Solution 3: Using ARRAY_AGG for Geography Preservation

If you need to preserve multiple geography values (though typically H3 IDs have one corresponding geography), you can use ARRAY_AGG:

sql
SELECT 
    h3s.h3id,
    ARRAY_AGG(DISTINCT h3s.geog)[OFFSET(0)] AS geog,  -- Takes first geography value
    MIN(ST_DISTANCE(`carto-os`.carto.H3_CENTER(htsp.h3id), `carto-os`.carto.H3_CENTER(h3s.h3id))) AS min_distance
FROM 
    rgns_h3_geogs_clipped h3s
CROSS JOIN 
    hotspot_centers htsp
GROUP BY 
    h3s.h3id

This approach:

  • Creates an array of all geography values for each H3 ID
  • Extracts the first element from the array using OFFSET(0)
  • Groups only by the H3 ID, not the geography
  • Preserves geography information without directly grouping by it

Note: This solution assumes that each h3id corresponds to a single geog value. If there are multiple geography values for the same H3 ID, this will arbitrarily pick one (the first one encountered in the aggregation).

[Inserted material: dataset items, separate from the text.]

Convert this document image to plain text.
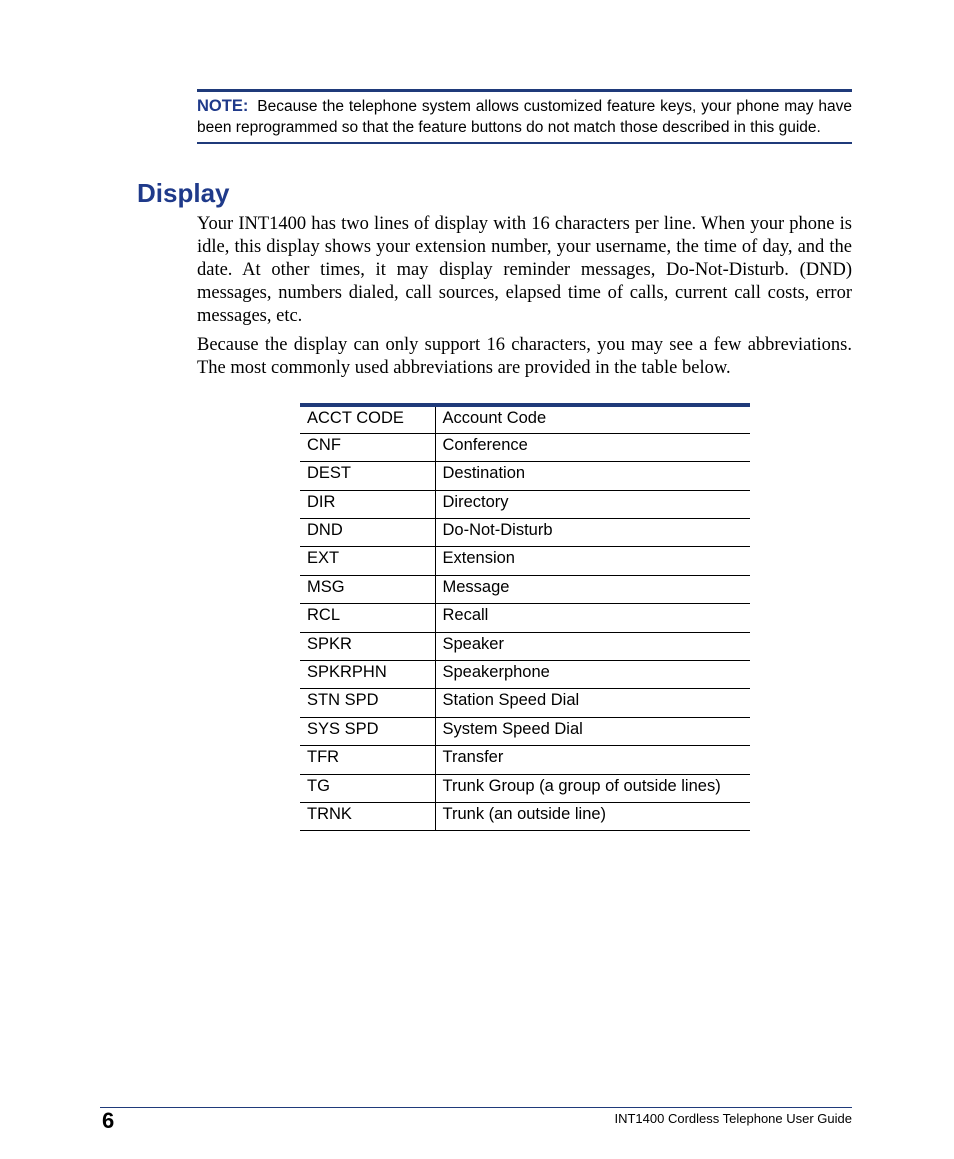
NOTE: Because the telephone system allows customized feature keys, your phone may have been reprogrammed so that the feature buttons do not match those described in this guide.
Display

Your INT1400 has two lines of display with 16 characters per line. When your phone is idle, this display shows your extension number, your username, the time of day, and the date. At other times, it may display reminder messages, Do-Not-Disturb. (DND) messages, numbers dialed, call sources, elapsed time of calls, current call costs, error messages, etc.

Because the display can only support 16 characters, you may see a few abbreviations. The most commonly used abbreviations are provided in the table below.

ACCT CODE	Account Code
CNF	Conference
DEST	Destination
DIR	Directory
DND	Do-Not-Disturb
EXT	Extension
MSG	Message
RCL	Recall
SPKR	Speaker
SPKRPHN	Speakerphone
STN SPD	Station Speed Dial
SYS SPD	System Speed Dial
TFR	Transfer
TG	Trunk Group (a group of outside lines)
TRNK	Trunk (an outside line)
6	INT1400 Cordless Telephone User Guide
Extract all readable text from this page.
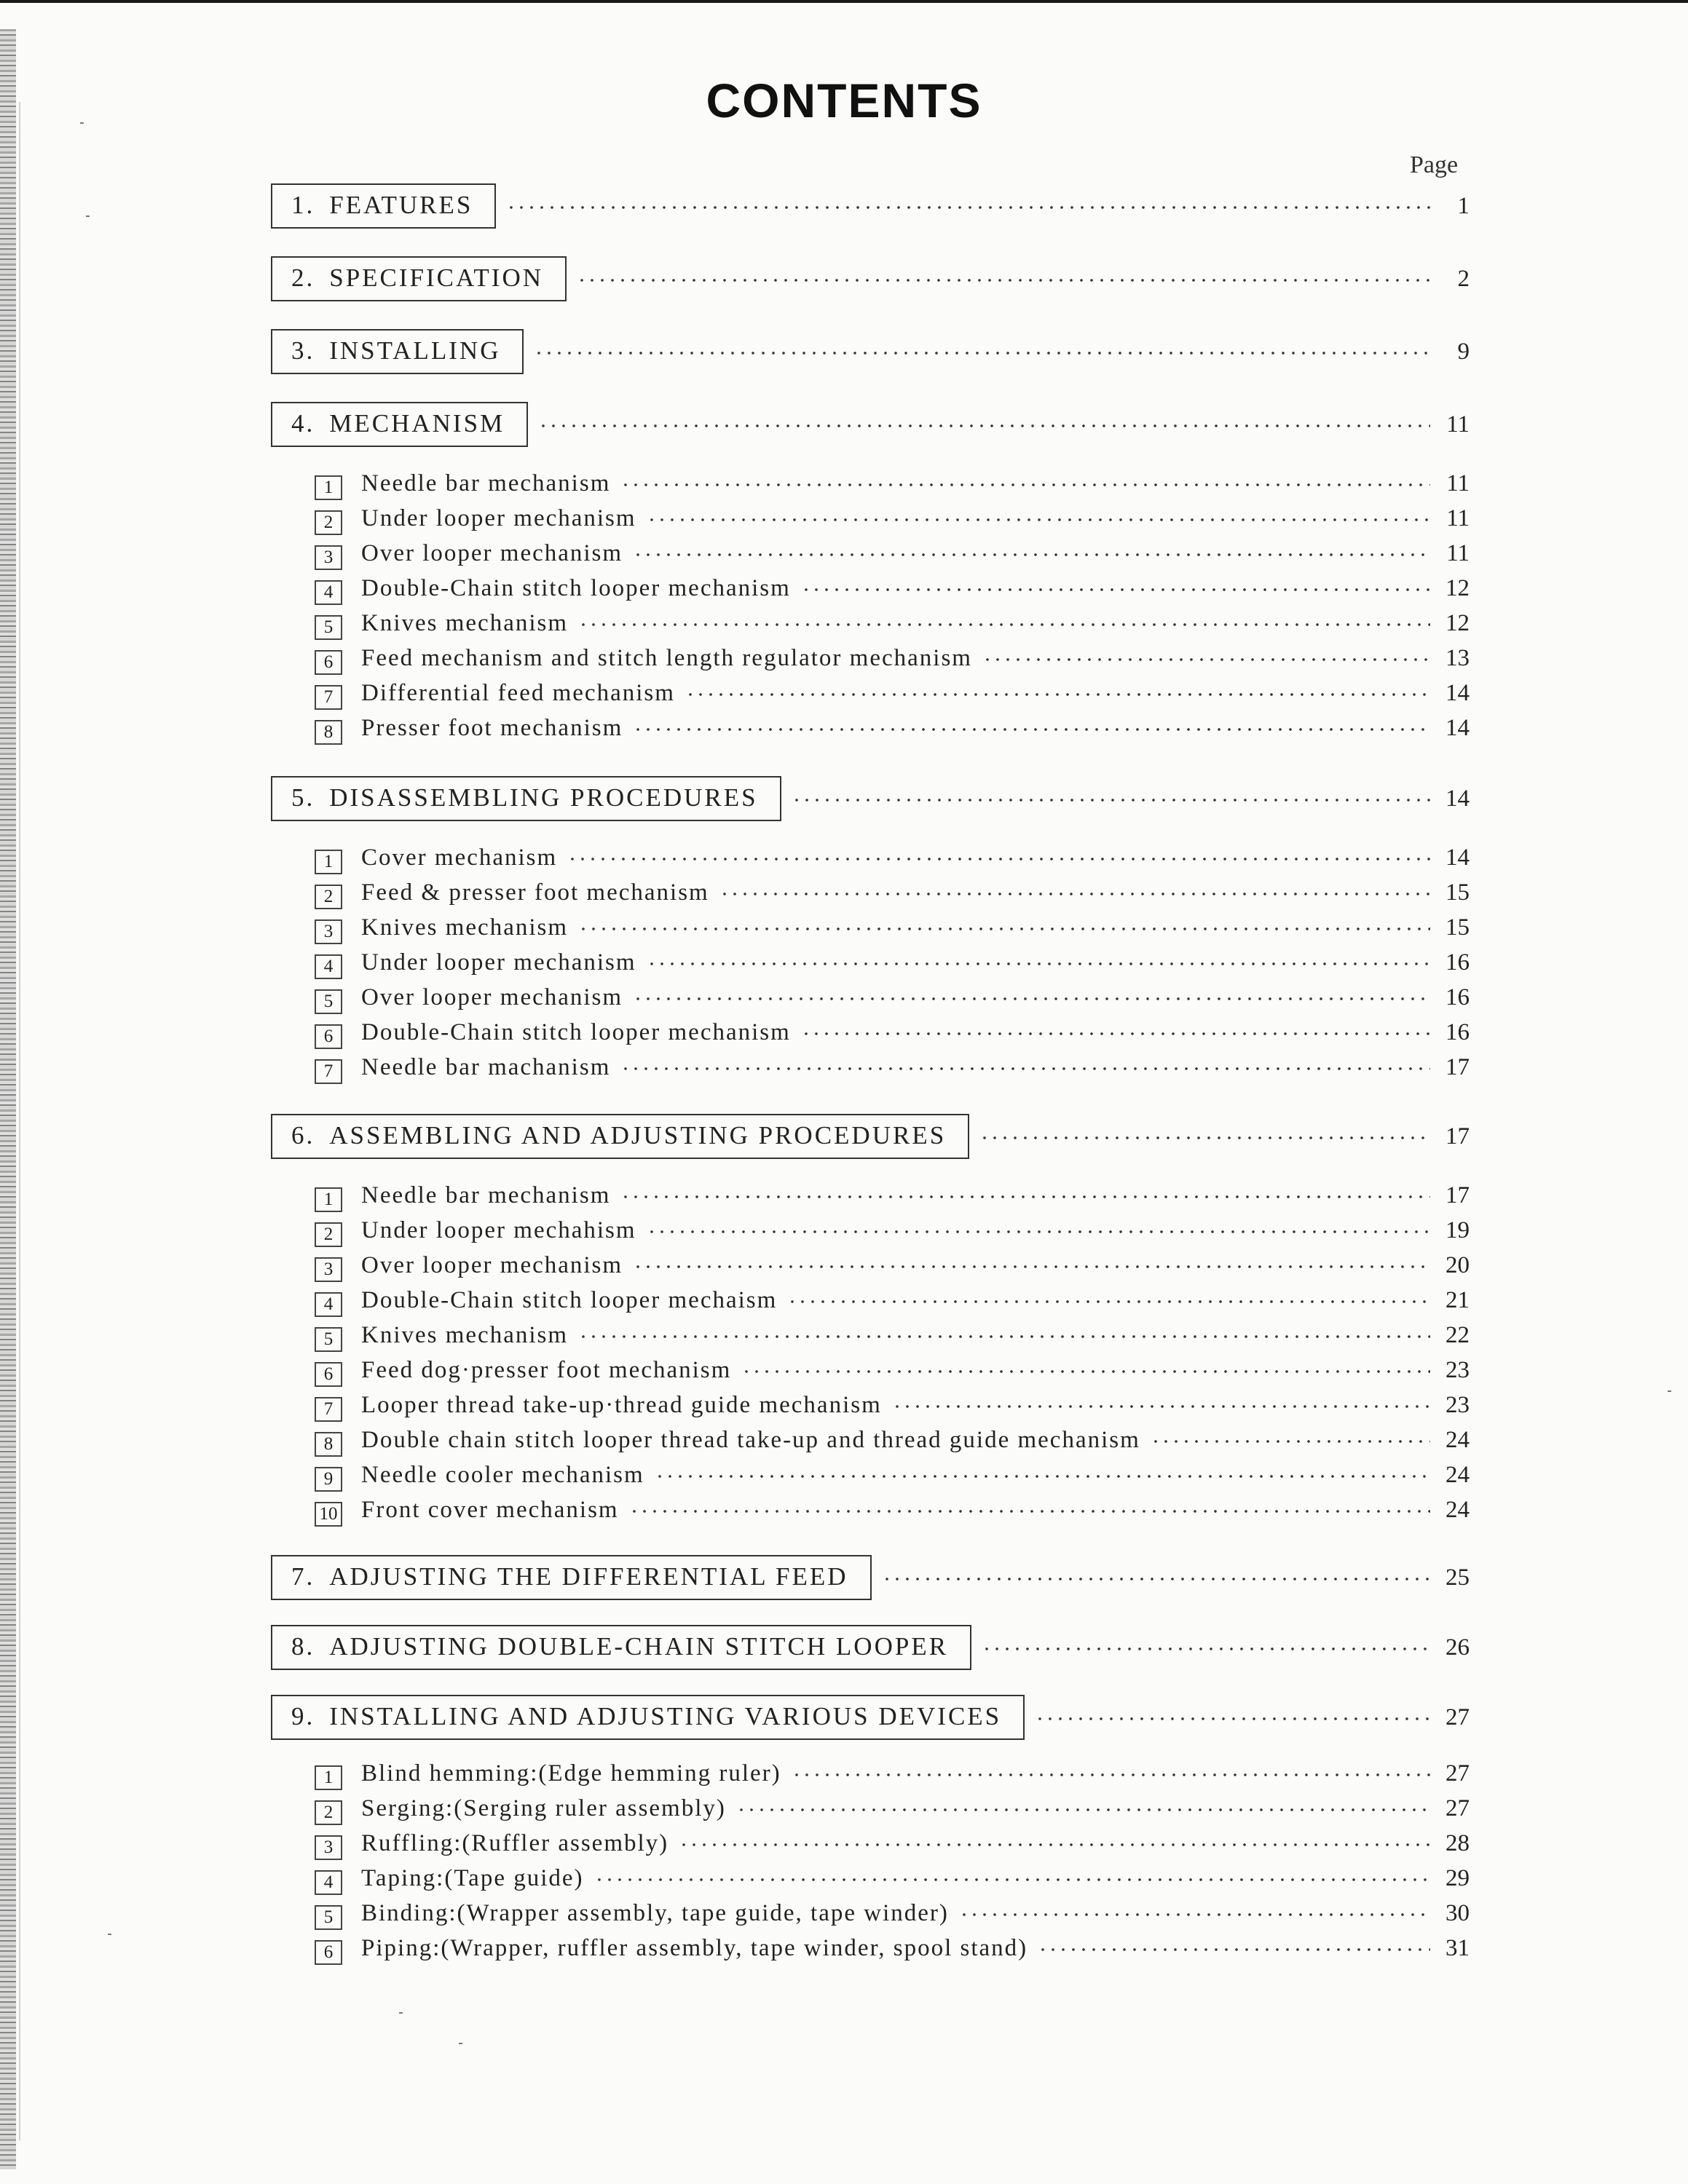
CONTENTS
Page
1. FEATURES	1
2. SPECIFICATION	2
3. INSTALLING	9
4. MECHANISM	11
1	Needle bar mechanism	11
2	Under looper mechanism	11
3	Over looper mechanism	11
4	Double-Chain stitch looper mechanism	12
5	Knives mechanism	12
6	Feed mechanism and stitch length regulator mechanism	13
7	Differential feed mechanism	14
8	Presser foot mechanism	14
5. DISASSEMBLING PROCEDURES	14
1	Cover mechanism	14
2	Feed & presser foot mechanism	15
3	Knives mechanism	15
4	Under looper mechanism	16
5	Over looper mechanism	16
6	Double-Chain stitch looper mechanism	16
7	Needle bar machanism	17
6. ASSEMBLING AND ADJUSTING PROCEDURES	17
1	Needle bar mechanism	17
2	Under looper mechahism	19
3	Over looper mechanism	20
4	Double-Chain stitch looper mechaism	21
5	Knives mechanism	22
6	Feed dog·presser foot mechanism	23
7	Looper thread take-up·thread guide mechanism	23
8	Double chain stitch looper thread take-up and thread guide mechanism	24
9	Needle cooler mechanism	24
10 Front cover mechanism	24
7. ADJUSTING THE DIFFERENTIAL FEED	25
8. ADJUSTING DOUBLE-CHAIN STITCH LOOPER	26
9. INSTALLING AND ADJUSTING VARIOUS DEVICES	27
1	Blind hemming:(Edge hemming ruler)	27
2	Serging:(Serging ruler assembly)	27
3	Ruffling:(Ruffler assembly)	28
4	Taping:(Tape guide)	29
5	Binding:(Wrapper assembly, tape guide, tape winder)	30
6	Piping:(Wrapper, ruffler assembly, tape winder, spool stand)	31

Best Practices for Geospatial Aggregations in BigQuery

When working with geospatial data in BigQuery, consider these best practices:

  1. Use H3 IDs for grouping: Since H3 IDs are designed for hierarchical geospatial indexing, they’re ideal for grouping operations.

  2. Leverage window functions when appropriate: Window functions can often replace complex GROUP BY operations while preserving all original rows.

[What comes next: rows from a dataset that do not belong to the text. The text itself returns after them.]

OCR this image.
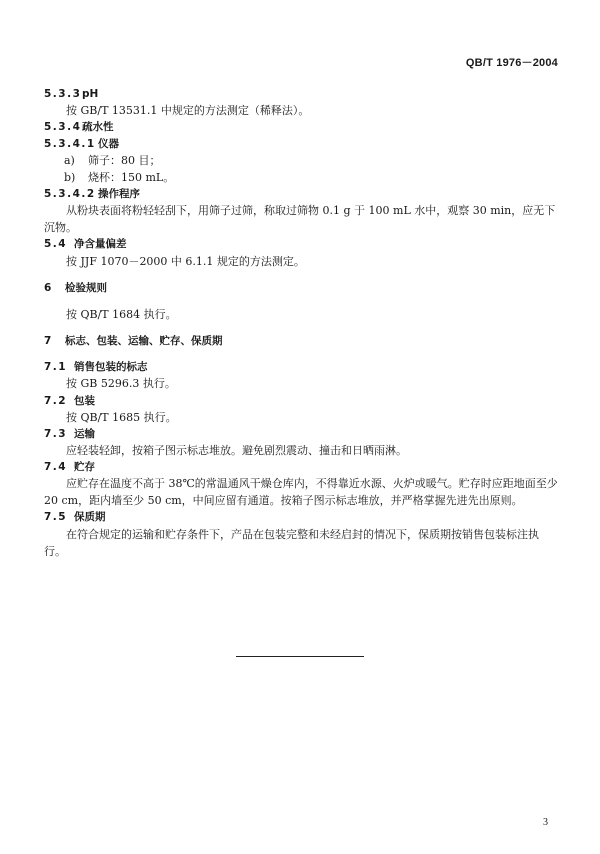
QB/T 1976－2004
5.3.3 pH
按 GB/T 13531.1 中规定的方法测定（稀释法）。
5.3.4 疏水性
5.3.4.1 仪器
a)	筛子：80 目；
b)	烧杯：150 mL。
5.3.4.2 操作程序
从粉块表面将粉轻轻刮下，用筛子过筛，称取过筛物 0.1 g 于 100 mL 水中，观察 30 min，应无下沉物。
5.4 净含量偏差
按 JJF 1070－2000 中 6.1.1 规定的方法测定。
6	检验规则
按 QB/T 1684 执行。
7	标志、包装、运输、贮存、保质期
7.1 销售包装的标志
按 GB 5296.3 执行。
7.2 包装
按 QB/T 1685 执行。
7.3 运输
应轻装轻卸，按箱子图示标志堆放。避免剧烈震动、撞击和日晒雨淋。
7.4 贮存
应贮存在温度不高于 38℃的常温通风干燥仓库内，不得靠近水源、火炉或暖气。贮存时应距地面至少 20 cm，距内墙至少 50 cm，中间应留有通道。按箱子图示标志堆放，并严格掌握先进先出原则。
7.5 保质期
在符合规定的运输和贮存条件下，产品在包装完整和未经启封的情况下，保质期按销售包装标注执行。
3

  3. Pre-aggregate when possible: If working with large datasets, consider pre-aggregating distances or other calculations in a separate table.

  4. Be cautious with CROSS JOINs: Cross joins can produce very large result sets. Consider using joins with conditions or more efficient spatial operations if possible.

  5. Choose appropriate geography aggregation functions:

    • ST_UNION_AGG: To merge multiple geography objects
    • ST_CENTROID_AGG: To get the centroid of multiple geography objects
    • ST_CONVEX_HULL_AGG: To get the convex hull of multiple geography objects

Conclusion

To group by geography in BigQuery while preserving the geography column:

  1. Your window function approach is valid and likely the most efficient solution for your specific query
  2. For GROUP BY requirements, use a subquery or CTE to calculate aggregations first, then join back with the original table
  3. Avoid directly grouping by GEOGRAPHY columns as BigQuery doesn’t support this operation
  4. Consider using H3-specific functions that might be more efficient than generic distance calculations

For your specific case, the window function approach is working correctly and preserving the geography column while calculating the minimum distance for each H3 ID. If you need the results in a different format (e.g., one row per H3 ID), then the CTE approach would be more appropriate.